Mais la Russie n’est pas le seul suspect. L’Ukraine est considérée depuis plusieurs années “comme un terrain de jeu privilégié pour les cybercriminels”, explique Benoît Grunemwald.

La crise politique et militaire avec la Russie, depuis fin 2013, a mis l’Ukraine sur le radar des cybercriminels de tous les pays. “Le conflit qui a déstabilisé la région donne davantage de latitude aux pirates informatiques pour tester leurs armes en situation réelle”, souligne Benoît Grunemwald. Un pays sous pression militaire et économique permanente n’a pas les mêmes moyens de se défendre qu’une démocratie stable.

Dans ce scénario, les cyberattaques menées sur le sol ukrainien sont des répétitions pour les vraies opérations, dont les cibles peuvent très bien ne rien à voir avec l’Ukraine.

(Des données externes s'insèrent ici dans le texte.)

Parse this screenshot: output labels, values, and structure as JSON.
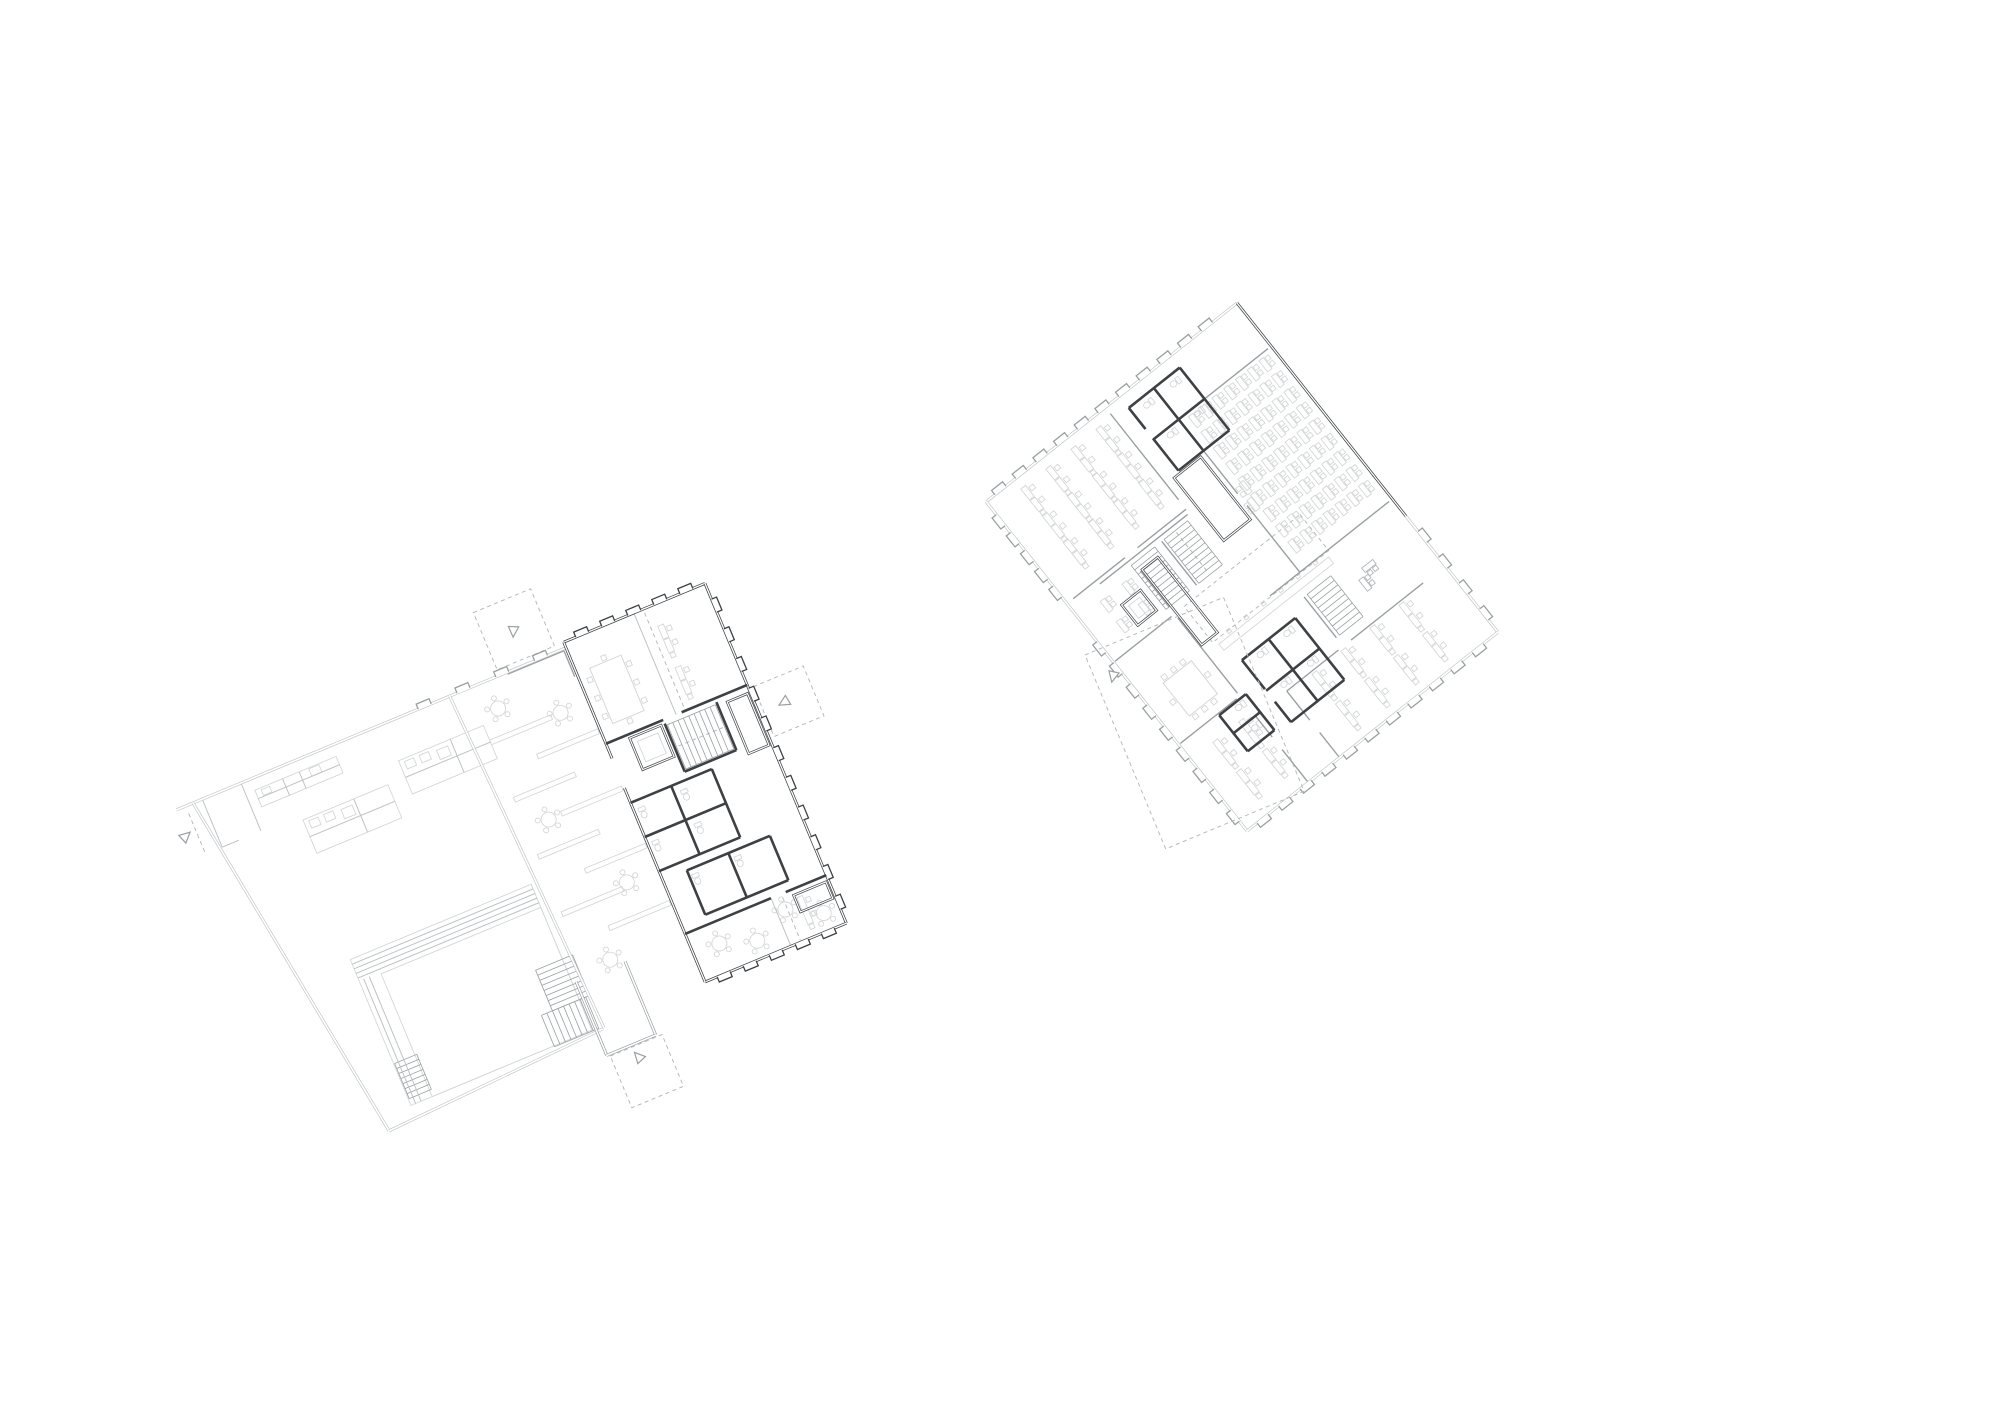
{
  "page": {
    "viewBox": "0 0 2000 1414",
    "width": 2000,
    "height": 1414,
    "background": "#ffffff"
  },
  "colors": {
    "dark": "#3d4144",
    "medium": "#9aa0a2",
    "light": "#bfc3c5",
    "furniture": "#d5d7d8",
    "furniture_medium": "#b2b6b8",
    "dashed": "#b7babc",
    "white": "#ffffff"
  },
  "drawing": {
    "type": "architectural floor plans",
    "plan_count": 2,
    "notes": "two rotated floor plans, line drawing, no text labels"
  },
  "plans": [
    {
      "id": "ground-floor-plan",
      "transform": "translate(193,803) rotate(-22.6)",
      "double_light": [
        [
          -18,
          0,
          278,
          0
        ],
        [
          278,
          0,
          404,
          0
        ],
        [
          0,
          0,
          55,
          378
        ],
        [
          55,
          378,
          292,
          366
        ],
        [
          278,
          0,
          293,
          366
        ]
      ],
      "double_medium": [
        [
          285,
          312,
          285,
          392
        ],
        [
          338,
          312,
          338,
          392
        ],
        [
          285,
          392,
          338,
          392
        ]
      ],
      "double_dark": [
        [
          404,
          -6,
          557,
          -6
        ],
        [
          557,
          -6,
          557,
          362
        ],
        [
          404,
          362,
          557,
          362
        ],
        [
          404,
          -6,
          404,
          120
        ],
        [
          404,
          152,
          404,
          362
        ]
      ],
      "solid_light": [
        [
          10,
          0,
          10,
          52
        ],
        [
          52,
          0,
          52,
          52
        ],
        [
          10,
          52,
          28,
          52
        ],
        [
          480,
          -6,
          480,
          104
        ],
        [
          497,
          310,
          497,
          362
        ],
        [
          85,
          210,
          281,
          210
        ],
        [
          85,
          215,
          281,
          215
        ],
        [
          85,
          220,
          281,
          220
        ],
        [
          85,
          225,
          281,
          225
        ],
        [
          90,
          228,
          90,
          363
        ],
        [
          96,
          228,
          96,
          363
        ],
        [
          62,
          21,
          150,
          21
        ],
        [
          92,
          12,
          92,
          30
        ],
        [
          110,
          12,
          110,
          30
        ],
        [
          95,
          76,
          187,
          76
        ],
        [
          150,
          58,
          150,
          94
        ],
        [
          206,
          58,
          298,
          58
        ],
        [
          262,
          40,
          262,
          76
        ]
      ],
      "solid_medium": [
        [
          340,
          2,
          401,
          2
        ],
        [
          401,
          2,
          401,
          30
        ]
      ],
      "solid_dark": [
        [
          404,
          104,
          466,
          104
        ],
        [
          486,
          104,
          557,
          104
        ],
        [
          466,
          108,
          466,
          160
        ],
        [
          522,
          108,
          522,
          160
        ],
        [
          466,
          160,
          522,
          160
        ],
        [
          404,
          168,
          492,
          168
        ],
        [
          492,
          168,
          492,
          242
        ],
        [
          404,
          242,
          492,
          242
        ],
        [
          448,
          168,
          448,
          242
        ],
        [
          404,
          205,
          492,
          205
        ],
        [
          430,
          252,
          520,
          252
        ],
        [
          430,
          252,
          430,
          300
        ],
        [
          520,
          252,
          520,
          300
        ],
        [
          430,
          300,
          520,
          300
        ],
        [
          475,
          252,
          475,
          300
        ],
        [
          404,
          310,
          497,
          310
        ],
        [
          513,
          310,
          557,
          310
        ]
      ],
      "rects_light": [
        [
          85,
          205,
          196,
          158
        ],
        [
          108,
          230,
          173,
          133
        ],
        [
          62,
          12,
          88,
          18
        ],
        [
          95,
          58,
          92,
          36
        ],
        [
          206,
          40,
          92,
          36
        ],
        [
          68,
          14,
          9,
          6
        ],
        [
          120,
          13,
          11,
          8
        ],
        [
          100,
          61,
          10,
          8
        ],
        [
          116,
          61,
          10,
          8
        ],
        [
          134,
          63,
          12,
          10
        ],
        [
          211,
          43,
          10,
          8
        ],
        [
          227,
          43,
          10,
          8
        ],
        [
          245,
          45,
          12,
          10
        ],
        [
          298,
          56,
          66,
          5
        ],
        [
          298,
          118,
          66,
          5
        ],
        [
          298,
          180,
          66,
          5
        ],
        [
          298,
          242,
          66,
          5
        ],
        [
          336,
          87,
          66,
          5
        ],
        [
          336,
          149,
          66,
          5
        ],
        [
          336,
          211,
          66,
          5
        ],
        [
          336,
          273,
          66,
          5
        ],
        [
          434,
          114,
          22,
          22
        ]
      ],
      "rects_dark_double": [
        [
          428,
          108,
          34,
          34
        ],
        [
          532,
          112,
          22,
          56
        ],
        [
          519,
          316,
          35,
          18
        ]
      ],
      "dashed_rects": [
        [
          332,
          -68,
          62,
          62
        ],
        [
          562,
          108,
          54,
          54
        ],
        [
          288,
          394,
          56,
          56
        ]
      ],
      "dashed_lines": [
        [
          -8,
          8,
          -8,
          50
        ],
        [
          490,
          -2,
          490,
          100
        ],
        [
          470,
          134,
          518,
          134
        ],
        [
          508,
          314,
          508,
          360
        ]
      ],
      "stairs": [
        {
          "x": 252,
          "y": 286,
          "w": 40,
          "h": 44,
          "n": 8,
          "dir": "y"
        },
        {
          "x": 86,
          "y": 318,
          "w": 24,
          "h": 38,
          "n": 7,
          "dir": "y"
        },
        {
          "x": 240,
          "y": 330,
          "w": 48,
          "h": 34,
          "n": 8,
          "dir": "x"
        },
        {
          "x": 468,
          "y": 110,
          "w": 52,
          "h": 48,
          "n": 9,
          "dir": "x"
        }
      ],
      "round_tables": [
        [
          318,
          30
        ],
        [
          374,
          58
        ],
        [
          322,
          152
        ],
        [
          370,
          240
        ],
        [
          325,
          305
        ],
        [
          432,
          332
        ],
        [
          468,
          344
        ],
        [
          506,
          326
        ],
        [
          540,
          344
        ]
      ],
      "desk_pairs": [
        [
          500,
          30,
          90
        ],
        [
          500,
          75,
          90
        ],
        [
          524,
          334,
          90
        ]
      ],
      "desks": [],
      "desks_medium": [],
      "desk_grids": [],
      "conference_tables": [
        {
          "x": 418,
          "y": 28,
          "w": 34,
          "h": 60
        }
      ],
      "toilets": [
        [
          412,
          176
        ],
        [
          458,
          176
        ],
        [
          412,
          212
        ],
        [
          458,
          212
        ],
        [
          436,
          258
        ],
        [
          482,
          258
        ]
      ],
      "windows_dark": [
        {
          "run": [
            410,
            -6,
            551,
            -6
          ],
          "n": 5,
          "rot": 0
        },
        {
          "run": [
            557,
            2,
            557,
            356
          ],
          "n": 11,
          "rot": 90
        },
        {
          "run": [
            410,
            362,
            551,
            362
          ],
          "n": 5,
          "rot": 180
        }
      ],
      "windows_medium": [
        {
          "run": [
            230,
            0,
            398,
            0
          ],
          "n": 4,
          "rot": 0
        }
      ],
      "arrows": [
        {
          "x": 362,
          "y": -36,
          "rot": 205
        },
        {
          "x": 585,
          "y": 134,
          "rot": 262
        },
        {
          "x": 314,
          "y": 406,
          "rot": 340
        },
        {
          "x": -20,
          "y": 28,
          "rot": 70
        }
      ]
    },
    {
      "id": "upper-floor-plan",
      "transform": "translate(1237,303) rotate(51.6)",
      "double_light": [
        [
          272,
          0,
          420,
          0
        ],
        [
          0,
          0,
          0,
          320
        ],
        [
          0,
          320,
          420,
          320
        ],
        [
          420,
          0,
          420,
          320
        ]
      ],
      "double_medium": [],
      "double_dark": [
        [
          0,
          0,
          272,
          0
        ]
      ],
      "solid_light": [],
      "solid_medium": [
        [
          55,
          4,
          55,
          118
        ],
        [
          55,
          118,
          150,
          118
        ],
        [
          165,
          118,
          250,
          118
        ],
        [
          250,
          4,
          250,
          118
        ],
        [
          8,
          168,
          118,
          168
        ],
        [
          130,
          168,
          130,
          230
        ],
        [
          130,
          246,
          130,
          312
        ],
        [
          135,
          170,
          135,
          282
        ],
        [
          335,
          28,
          335,
          120
        ],
        [
          335,
          136,
          335,
          202
        ],
        [
          335,
          202,
          372,
          202
        ],
        [
          388,
          202,
          420,
          202
        ],
        [
          150,
          242,
          196,
          242
        ],
        [
          210,
          242,
          306,
          242
        ],
        [
          205,
          246,
          205,
          318
        ],
        [
          310,
          246,
          310,
          318
        ],
        [
          336,
          242,
          362,
          242
        ],
        [
          378,
          242,
          420,
          242
        ],
        [
          140,
          207,
          196,
          207
        ],
        [
          272,
          130,
          324,
          130
        ],
        [
          250,
          118,
          250,
          156
        ]
      ],
      "solid_dark": [
        [
          15,
          85,
          95,
          85
        ],
        [
          15,
          85,
          15,
          150
        ],
        [
          95,
          85,
          95,
          150
        ],
        [
          55,
          85,
          55,
          150
        ],
        [
          15,
          118,
          95,
          118
        ],
        [
          15,
          150,
          42,
          150
        ],
        [
          54,
          150,
          95,
          150
        ],
        [
          283,
          150,
          362,
          150
        ],
        [
          283,
          150,
          283,
          218
        ],
        [
          362,
          150,
          362,
          218
        ],
        [
          322,
          150,
          322,
          218
        ],
        [
          283,
          184,
          362,
          184
        ],
        [
          283,
          218,
          320,
          218
        ],
        [
          336,
          218,
          362,
          218
        ],
        [
          312,
          236,
          358,
          236
        ],
        [
          312,
          236,
          312,
          270
        ],
        [
          358,
          236,
          358,
          270
        ],
        [
          312,
          270,
          358,
          270
        ],
        [
          335,
          236,
          335,
          270
        ]
      ],
      "rects_light": [
        [
          170,
          259,
          16,
          14
        ],
        [
          250,
          98,
          4,
          4
        ],
        [
          250,
          120,
          4,
          4
        ],
        [
          250,
          142,
          4,
          4
        ],
        [
          250,
          164,
          4,
          4
        ],
        [
          250,
          186,
          4,
          4
        ],
        [
          250,
          208,
          4,
          4
        ],
        [
          256,
          86,
          8,
          140
        ]
      ],
      "rects_dark_double": [
        [
          98,
          124,
          80,
          34
        ],
        [
          150,
          220,
          96,
          20
        ],
        [
          165,
          254,
          26,
          24
        ]
      ],
      "dashed_rects": [
        [
          205,
          82,
          46,
          148
        ]
      ],
      "dashed_lines": [
        [
          142,
          190,
          194,
          190
        ]
      ],
      "stairs": [
        {
          "x": 140,
          "y": 174,
          "w": 56,
          "h": 30,
          "n": 10,
          "dir": "x"
        },
        {
          "x": 140,
          "y": 216,
          "w": 56,
          "h": 30,
          "n": 10,
          "dir": "x"
        },
        {
          "x": 272,
          "y": 96,
          "w": 52,
          "h": 30,
          "n": 9,
          "dir": "x"
        }
      ],
      "round_tables": [],
      "desk_pairs": [],
      "desks": [
        [
          150,
          108,
          180
        ],
        [
          168,
          112,
          180
        ]
      ],
      "desks_medium": [
        [
          288,
          60,
          90
        ],
        [
          300,
          74,
          0
        ]
      ],
      "desk_grids": [
        {
          "x0": 66,
          "y0": 16,
          "cols": 9,
          "rows": 7,
          "dx": 20,
          "dy": 15,
          "type": "desk"
        },
        {
          "x0": 26,
          "y0": 186,
          "cols": 3,
          "rows": 4,
          "dx": 34,
          "dy": 32,
          "type": "pair"
        },
        {
          "x0": 352,
          "y0": 58,
          "cols": 2,
          "rows": 4,
          "dx": 38,
          "dy": 37,
          "type": "pair"
        },
        {
          "x0": 344,
          "y0": 256,
          "cols": 2,
          "rows": 2,
          "dx": 38,
          "dy": 33,
          "type": "pair"
        },
        {
          "x0": 156,
          "y0": 262,
          "cols": 2,
          "rows": 2,
          "dx": 26,
          "dy": 28,
          "type": "desk"
        }
      ],
      "conference_tables": [
        {
          "x": 252,
          "y": 258,
          "w": 42,
          "h": 36
        }
      ],
      "toilets": [
        [
          24,
          92
        ],
        [
          62,
          92
        ],
        [
          24,
          126
        ],
        [
          62,
          126
        ],
        [
          290,
          158
        ],
        [
          328,
          158
        ],
        [
          290,
          192
        ],
        [
          328,
          192
        ],
        [
          318,
          242
        ],
        [
          344,
          242
        ]
      ],
      "windows_dark": [],
      "windows_medium": [
        {
          "run": [
            282,
            0,
            414,
            0
          ],
          "n": 4,
          "rot": 0
        },
        {
          "run": [
            0,
            25,
            0,
            315
          ],
          "n": 11,
          "rot": 270
        },
        {
          "run": [
            12,
            320,
            126,
            320
          ],
          "n": 5,
          "rot": 180
        },
        {
          "run": [
            172,
            320,
            414,
            320
          ],
          "n": 9,
          "rot": 180
        },
        {
          "run": [
            420,
            12,
            420,
            314
          ],
          "n": 11,
          "rot": 90
        }
      ],
      "arrows": []
    },
    {
      "id": "adjacent-footprint-reference",
      "transform": "translate(1085,655) rotate(-22.6)",
      "double_light": [],
      "double_medium": [],
      "double_dark": [],
      "solid_light": [],
      "solid_medium": [],
      "solid_dark": [],
      "rects_light": [],
      "rects_dark_double": [],
      "dashed_rects": [
        [
          0,
          0,
          150,
          210
        ]
      ],
      "dashed_lines": [],
      "stairs": [],
      "round_tables": [],
      "desk_pairs": [],
      "desks": [],
      "desks_medium": [],
      "desk_grids": [],
      "conference_tables": [],
      "toilets": [],
      "windows_dark": [],
      "windows_medium": [],
      "arrows": [
        {
          "x": 18,
          "y": 30,
          "rot": 215
        }
      ]
    }
  ]
}
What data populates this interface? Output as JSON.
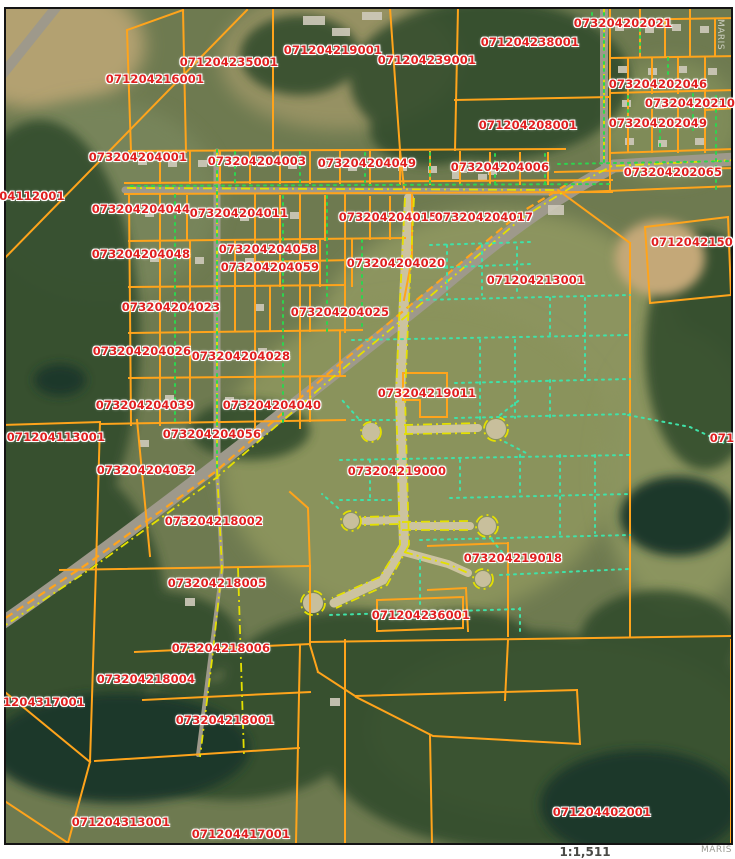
{
  "map": {
    "scale_label": "1:1,511",
    "watermark_bottom": "MARIS",
    "watermark_side": "MARIS",
    "colors": {
      "parcel_line": "#ffa41b",
      "parcel_label": "#e01f1f",
      "road_centerline": "#e4e000",
      "boundary_dots": "#2ed44e",
      "lot_line_dots": "#3fe2a8"
    },
    "parcels": [
      {
        "id": "071204216001",
        "x": 155,
        "y": 79
      },
      {
        "id": "071204235001",
        "x": 229,
        "y": 62
      },
      {
        "id": "071204219001",
        "x": 333,
        "y": 50
      },
      {
        "id": "071204239001",
        "x": 427,
        "y": 60
      },
      {
        "id": "071204238001",
        "x": 530,
        "y": 42
      },
      {
        "id": "073204202021",
        "x": 623,
        "y": 23
      },
      {
        "id": "073204202046",
        "x": 658,
        "y": 84
      },
      {
        "id": "07320420210",
        "x": 690,
        "y": 103
      },
      {
        "id": "073204202049",
        "x": 658,
        "y": 123
      },
      {
        "id": "071204208001",
        "x": 528,
        "y": 125
      },
      {
        "id": "073204204006",
        "x": 500,
        "y": 167
      },
      {
        "id": "073204202065",
        "x": 673,
        "y": 172
      },
      {
        "id": "073204204001",
        "x": 138,
        "y": 157
      },
      {
        "id": "073204204003",
        "x": 257,
        "y": 161
      },
      {
        "id": "073204204049",
        "x": 367,
        "y": 163
      },
      {
        "id": "073204204044",
        "x": 141,
        "y": 209
      },
      {
        "id": "073204204011",
        "x": 239,
        "y": 213
      },
      {
        "id": "073204204015",
        "x": 388,
        "y": 217
      },
      {
        "id": "073204204017",
        "x": 484,
        "y": 217
      },
      {
        "id": "0712042150",
        "x": 692,
        "y": 242
      },
      {
        "id": "073204204048",
        "x": 141,
        "y": 254
      },
      {
        "id": "073204204058",
        "x": 268,
        "y": 249
      },
      {
        "id": "073204204059",
        "x": 270,
        "y": 267
      },
      {
        "id": "073204204020",
        "x": 396,
        "y": 263
      },
      {
        "id": "071204213001",
        "x": 536,
        "y": 280
      },
      {
        "id": "073204204023",
        "x": 171,
        "y": 307
      },
      {
        "id": "073204204025",
        "x": 340,
        "y": 312
      },
      {
        "id": "073204204026",
        "x": 142,
        "y": 351
      },
      {
        "id": "073204204028",
        "x": 241,
        "y": 356
      },
      {
        "id": "073204219011",
        "x": 427,
        "y": 393
      },
      {
        "id": "073204204039",
        "x": 145,
        "y": 405
      },
      {
        "id": "073204204040",
        "x": 272,
        "y": 405
      },
      {
        "id": "04112001",
        "x": 32,
        "y": 196
      },
      {
        "id": "071204113001",
        "x": 56,
        "y": 437
      },
      {
        "id": "073204204056",
        "x": 212,
        "y": 434
      },
      {
        "id": "073204204032",
        "x": 146,
        "y": 470
      },
      {
        "id": "073204219000",
        "x": 397,
        "y": 471
      },
      {
        "id": "073204218002",
        "x": 214,
        "y": 521
      },
      {
        "id": "073204219018",
        "x": 513,
        "y": 558
      },
      {
        "id": "073204218005",
        "x": 217,
        "y": 583
      },
      {
        "id": "071204236001",
        "x": 421,
        "y": 615
      },
      {
        "id": "073204218006",
        "x": 221,
        "y": 648
      },
      {
        "id": "073204218004",
        "x": 146,
        "y": 679
      },
      {
        "id": "073204218001",
        "x": 225,
        "y": 720
      },
      {
        "id": "1204317001",
        "x": 44,
        "y": 702
      },
      {
        "id": "071204313001",
        "x": 121,
        "y": 822
      },
      {
        "id": "071204417001",
        "x": 241,
        "y": 834
      },
      {
        "id": "071204402001",
        "x": 602,
        "y": 812
      },
      {
        "id": "071",
        "x": 722,
        "y": 438
      }
    ]
  }
}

Ainsi, la mise à l’arrêt de centrale électrique, en 2016, avait été menée en s’attaquant à des composants électroniques fabriqués par de grands groupes industriels et utilisés dans d’autres sites partout dans le monde. “Lorsque la vraie attaque se produit, elle se déroule généralement sans qu’on s’en aperçoive car les assaillants se font beaucoup plus discrets et les victimes ne veulent pas en parler publiquement”, raconte Benoît Grunemwald.

Une hypothèse dans laquelle l’Ukraine n’est pas la cible constante du cyber-courroux russe. Mais le fait d’être devenu un laboratoire à ciel ouvert pour les cybercriminels ne doit pas rassurer les Ukrainiens pour autant.